You should use Zstandard for log file compression

(Never heard of Zstandard? Read this after looking at my fancy charts.)

We ship our logs to a popular log analysis tool that provides a web interface and cool data mangling tools, but we also store plaintext copies that we occasionally need to refer to. Logs used to be archived on individual servers, but during a recent architecture shift we set up a centralised aggregation service to preserve logs from ephemeral instances. Centralising log storage also centralises log processing, and the choice of compression tool matters a lot more than it used to when compression and decompression were done in parallel across a whole fleet of machines.

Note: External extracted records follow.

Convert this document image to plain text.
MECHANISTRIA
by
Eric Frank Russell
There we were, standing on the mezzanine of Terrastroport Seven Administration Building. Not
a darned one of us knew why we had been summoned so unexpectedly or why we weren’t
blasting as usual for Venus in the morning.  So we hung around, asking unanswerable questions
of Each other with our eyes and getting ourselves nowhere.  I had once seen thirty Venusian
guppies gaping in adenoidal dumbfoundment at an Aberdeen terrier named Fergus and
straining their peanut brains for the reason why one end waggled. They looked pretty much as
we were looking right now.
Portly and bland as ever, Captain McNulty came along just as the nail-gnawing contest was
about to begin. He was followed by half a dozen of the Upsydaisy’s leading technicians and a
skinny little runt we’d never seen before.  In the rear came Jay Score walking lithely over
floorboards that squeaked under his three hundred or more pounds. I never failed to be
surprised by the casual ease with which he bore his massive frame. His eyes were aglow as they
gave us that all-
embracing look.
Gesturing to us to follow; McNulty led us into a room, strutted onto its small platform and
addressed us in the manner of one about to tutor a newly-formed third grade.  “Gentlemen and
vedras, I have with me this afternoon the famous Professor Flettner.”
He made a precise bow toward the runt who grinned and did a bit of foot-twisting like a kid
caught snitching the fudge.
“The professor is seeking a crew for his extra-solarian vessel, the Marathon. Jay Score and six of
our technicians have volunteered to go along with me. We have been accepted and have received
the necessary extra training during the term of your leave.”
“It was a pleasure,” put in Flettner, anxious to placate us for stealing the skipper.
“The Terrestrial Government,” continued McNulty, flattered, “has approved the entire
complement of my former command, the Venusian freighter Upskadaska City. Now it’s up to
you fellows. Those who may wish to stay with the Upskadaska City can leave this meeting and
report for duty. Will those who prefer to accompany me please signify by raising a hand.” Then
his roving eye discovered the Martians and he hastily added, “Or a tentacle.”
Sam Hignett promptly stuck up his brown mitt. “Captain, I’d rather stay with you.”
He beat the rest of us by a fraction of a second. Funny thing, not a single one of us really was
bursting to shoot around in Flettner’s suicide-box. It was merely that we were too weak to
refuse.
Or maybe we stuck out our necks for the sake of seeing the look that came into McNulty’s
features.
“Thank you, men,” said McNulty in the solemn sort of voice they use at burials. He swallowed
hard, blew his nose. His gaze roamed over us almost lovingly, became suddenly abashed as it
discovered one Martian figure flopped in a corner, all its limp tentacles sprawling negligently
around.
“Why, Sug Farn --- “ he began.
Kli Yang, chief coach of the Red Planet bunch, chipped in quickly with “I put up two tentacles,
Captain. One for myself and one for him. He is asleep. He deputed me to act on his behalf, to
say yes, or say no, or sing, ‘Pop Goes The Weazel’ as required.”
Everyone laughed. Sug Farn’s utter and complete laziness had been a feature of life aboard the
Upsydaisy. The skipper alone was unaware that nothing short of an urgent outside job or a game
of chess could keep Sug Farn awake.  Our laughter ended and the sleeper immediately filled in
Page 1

I noticed that operations were taking a lot longer than we’d like, so I took a random log file from one machine (slightly under 8 GiB uncompressed) and ran some tests to see if we could find a better tool.

If you’re looking through large log files with any regularity, you can stop reading here. zstd is the clear winner, requiring a mere 37% of the time that its closest competitor did. (There’s also a clear loser: I left bzip2 off of these charts because I didn’t like how small it made the other bars.)

Decompression speed is only one third of the puzzle, you say? Well, you’re right.

The venerable gzip has had a good run, but zstd is both faster and produces smaller files. zstd at its default level (zstd -3) takes 1.5 minutes to compress this file to 688 MiB. xz can put out a smaller file (xz -6, left off of this chart, will get it down to 497 MiB in a mere 36 minutes), but bumping up the zstd level gets within shouting distance of reasonable xz levels in considerably less time, while retaining the advantage of fast decompression.

I’m going to move to Zstandard for log compression, and you should too.